The Deconstructing of Steve
Bonnie Fixes Steve!
Steve arrived restless. Not badly behaved—just unfinished. The kind of man who talked a little too fast, filled silence before it had a chance to work, mistook eagerness for confidence. He sat across from me like he was waiting for instructions he didn’t realize he wanted.
I didn’t give him any. I let the quiet stretch until he shifted. Good. Awareness had started.

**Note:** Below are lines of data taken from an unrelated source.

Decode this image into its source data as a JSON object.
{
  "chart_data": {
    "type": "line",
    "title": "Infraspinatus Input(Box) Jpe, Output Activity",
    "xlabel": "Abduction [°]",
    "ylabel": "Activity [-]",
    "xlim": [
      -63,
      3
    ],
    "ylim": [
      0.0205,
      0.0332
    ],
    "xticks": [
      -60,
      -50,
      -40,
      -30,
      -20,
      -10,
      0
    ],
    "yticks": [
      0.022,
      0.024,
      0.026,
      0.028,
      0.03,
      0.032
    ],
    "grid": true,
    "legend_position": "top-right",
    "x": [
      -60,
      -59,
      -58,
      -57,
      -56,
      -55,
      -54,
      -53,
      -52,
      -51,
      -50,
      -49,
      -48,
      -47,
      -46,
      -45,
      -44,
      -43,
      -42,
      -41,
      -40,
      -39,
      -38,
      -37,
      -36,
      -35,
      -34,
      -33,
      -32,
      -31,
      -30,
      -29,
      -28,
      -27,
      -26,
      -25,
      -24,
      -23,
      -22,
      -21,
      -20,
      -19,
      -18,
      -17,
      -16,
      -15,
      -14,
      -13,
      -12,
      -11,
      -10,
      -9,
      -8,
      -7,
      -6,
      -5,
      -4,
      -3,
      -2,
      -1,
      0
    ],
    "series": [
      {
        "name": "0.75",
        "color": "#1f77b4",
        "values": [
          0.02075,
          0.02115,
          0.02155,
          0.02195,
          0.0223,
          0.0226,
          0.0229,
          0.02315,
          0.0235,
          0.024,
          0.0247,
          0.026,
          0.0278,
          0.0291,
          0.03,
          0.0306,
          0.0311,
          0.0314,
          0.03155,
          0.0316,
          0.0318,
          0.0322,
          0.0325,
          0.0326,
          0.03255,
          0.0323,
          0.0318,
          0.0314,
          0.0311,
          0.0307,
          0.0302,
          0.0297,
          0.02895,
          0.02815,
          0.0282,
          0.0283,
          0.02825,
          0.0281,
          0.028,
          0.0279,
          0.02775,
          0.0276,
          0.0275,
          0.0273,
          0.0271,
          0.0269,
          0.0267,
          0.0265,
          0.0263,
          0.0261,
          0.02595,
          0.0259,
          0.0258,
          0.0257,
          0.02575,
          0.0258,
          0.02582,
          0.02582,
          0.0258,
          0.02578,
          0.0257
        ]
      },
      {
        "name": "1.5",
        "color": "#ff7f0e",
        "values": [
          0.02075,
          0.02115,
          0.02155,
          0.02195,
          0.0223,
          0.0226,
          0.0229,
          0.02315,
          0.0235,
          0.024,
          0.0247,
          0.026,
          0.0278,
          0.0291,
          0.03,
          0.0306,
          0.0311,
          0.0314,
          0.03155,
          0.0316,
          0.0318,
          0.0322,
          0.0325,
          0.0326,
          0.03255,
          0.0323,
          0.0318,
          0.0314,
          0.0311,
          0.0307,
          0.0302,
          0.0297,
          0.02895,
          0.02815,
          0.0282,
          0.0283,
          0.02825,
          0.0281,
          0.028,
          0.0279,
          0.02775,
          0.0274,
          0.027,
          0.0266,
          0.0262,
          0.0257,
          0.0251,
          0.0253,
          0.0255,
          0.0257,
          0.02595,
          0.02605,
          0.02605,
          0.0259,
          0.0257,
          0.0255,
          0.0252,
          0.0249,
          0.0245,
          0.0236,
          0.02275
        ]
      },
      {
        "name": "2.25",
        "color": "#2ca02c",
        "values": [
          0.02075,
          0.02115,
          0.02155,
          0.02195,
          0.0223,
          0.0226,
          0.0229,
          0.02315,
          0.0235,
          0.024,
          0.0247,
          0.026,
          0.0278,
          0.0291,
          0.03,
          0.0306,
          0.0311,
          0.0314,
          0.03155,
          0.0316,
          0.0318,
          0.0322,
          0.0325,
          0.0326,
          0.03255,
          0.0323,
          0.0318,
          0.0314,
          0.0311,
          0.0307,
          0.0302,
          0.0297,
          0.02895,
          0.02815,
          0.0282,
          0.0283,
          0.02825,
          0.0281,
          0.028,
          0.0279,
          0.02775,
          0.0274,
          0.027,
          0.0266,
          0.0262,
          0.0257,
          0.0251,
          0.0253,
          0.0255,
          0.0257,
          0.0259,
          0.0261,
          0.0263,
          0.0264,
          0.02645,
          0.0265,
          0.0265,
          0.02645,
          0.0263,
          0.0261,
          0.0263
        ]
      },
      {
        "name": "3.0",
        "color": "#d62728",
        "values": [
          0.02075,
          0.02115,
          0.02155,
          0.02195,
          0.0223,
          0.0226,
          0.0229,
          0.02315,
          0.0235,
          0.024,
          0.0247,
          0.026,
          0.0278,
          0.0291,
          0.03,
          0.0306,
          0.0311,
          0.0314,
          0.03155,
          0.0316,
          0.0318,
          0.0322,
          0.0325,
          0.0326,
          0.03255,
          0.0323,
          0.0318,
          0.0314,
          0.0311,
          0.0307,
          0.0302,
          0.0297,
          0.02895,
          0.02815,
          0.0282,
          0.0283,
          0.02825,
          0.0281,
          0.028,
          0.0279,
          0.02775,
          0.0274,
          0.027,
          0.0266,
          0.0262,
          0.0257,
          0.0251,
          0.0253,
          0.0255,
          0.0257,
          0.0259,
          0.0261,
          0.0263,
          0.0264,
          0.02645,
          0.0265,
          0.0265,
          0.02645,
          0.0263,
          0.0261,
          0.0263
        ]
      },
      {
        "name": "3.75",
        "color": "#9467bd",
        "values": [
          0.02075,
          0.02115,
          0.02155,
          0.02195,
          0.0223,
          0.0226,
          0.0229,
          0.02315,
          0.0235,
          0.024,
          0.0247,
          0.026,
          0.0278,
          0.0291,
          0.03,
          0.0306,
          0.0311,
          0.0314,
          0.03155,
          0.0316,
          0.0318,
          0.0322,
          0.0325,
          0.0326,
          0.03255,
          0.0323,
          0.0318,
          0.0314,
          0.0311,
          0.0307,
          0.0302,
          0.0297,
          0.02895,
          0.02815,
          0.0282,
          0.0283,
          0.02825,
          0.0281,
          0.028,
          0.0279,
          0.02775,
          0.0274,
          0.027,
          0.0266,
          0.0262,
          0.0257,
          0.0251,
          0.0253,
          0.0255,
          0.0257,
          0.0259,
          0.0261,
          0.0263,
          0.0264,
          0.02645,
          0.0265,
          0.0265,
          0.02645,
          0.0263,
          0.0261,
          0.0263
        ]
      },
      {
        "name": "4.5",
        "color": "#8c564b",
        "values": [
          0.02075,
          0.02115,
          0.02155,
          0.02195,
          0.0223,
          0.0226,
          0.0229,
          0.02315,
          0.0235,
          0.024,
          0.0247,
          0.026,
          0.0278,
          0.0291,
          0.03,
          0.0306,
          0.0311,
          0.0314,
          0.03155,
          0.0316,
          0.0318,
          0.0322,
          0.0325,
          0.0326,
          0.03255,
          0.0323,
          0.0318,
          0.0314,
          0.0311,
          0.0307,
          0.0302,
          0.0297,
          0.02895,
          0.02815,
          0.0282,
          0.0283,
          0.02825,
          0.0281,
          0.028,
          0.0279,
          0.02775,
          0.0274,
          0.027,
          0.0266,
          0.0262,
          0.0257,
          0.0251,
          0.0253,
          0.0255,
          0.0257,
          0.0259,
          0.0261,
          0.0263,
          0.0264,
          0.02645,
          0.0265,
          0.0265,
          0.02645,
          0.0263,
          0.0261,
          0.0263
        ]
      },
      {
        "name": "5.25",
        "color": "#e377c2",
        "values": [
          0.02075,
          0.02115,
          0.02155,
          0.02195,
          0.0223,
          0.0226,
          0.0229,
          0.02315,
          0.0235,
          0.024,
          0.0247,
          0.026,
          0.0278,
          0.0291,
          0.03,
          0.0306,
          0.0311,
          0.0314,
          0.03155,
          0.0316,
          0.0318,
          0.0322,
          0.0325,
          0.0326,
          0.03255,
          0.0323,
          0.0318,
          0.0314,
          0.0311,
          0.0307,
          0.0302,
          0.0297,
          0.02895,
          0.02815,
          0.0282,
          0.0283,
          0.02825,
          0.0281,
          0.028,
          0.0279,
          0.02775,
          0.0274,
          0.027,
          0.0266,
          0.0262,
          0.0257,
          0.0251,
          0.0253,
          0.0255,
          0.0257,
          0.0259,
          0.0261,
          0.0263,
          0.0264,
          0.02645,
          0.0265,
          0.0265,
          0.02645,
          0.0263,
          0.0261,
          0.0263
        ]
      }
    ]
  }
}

“Sit back,” I said finally—not sharp, not loud. Just certain.
He did.
Steve wasn’t broken. He was untrained. There’s a difference. Broken things resist. Untrained things watch closely, waiting to learn the rules of a room they don’t yet understand.
I corrected him in small ways. A raised brow when he interrupted. A pause when he tried to impress. A slow, deliberate look when he forgot himself.
Each time, he adjusted.
Men always do when the lesson is delivered properly.
I taught him that anticipation lasts longer than action. That listening can be more intoxicating than speaking. That restraint doesn’t weaken desire—it sharpens it until it hums under the skin.
When he leaned in too fast, I leaned away. When he steadied himself, I rewarded him with attention.
Not touch. Not yet. Presence.
By the end of the evening, Steve had changed without realizing when it happened. His voice slowed. His shoulders dropped. He met my eyes instead of searching for approval.
That’s when I smiled.
I don’t keep men like Steve. I refine them. I show them how good it feels to be guided, corrected, shaped by someone who knows what she’s doing.
When I let him go, he thanked me.
They always do.
And somewhere down the line, someone else will benefit from the work I did, never knowing exactly why Steve suddenly knows how to behave.
That’s fine.
I don’t need credit. I just fix things.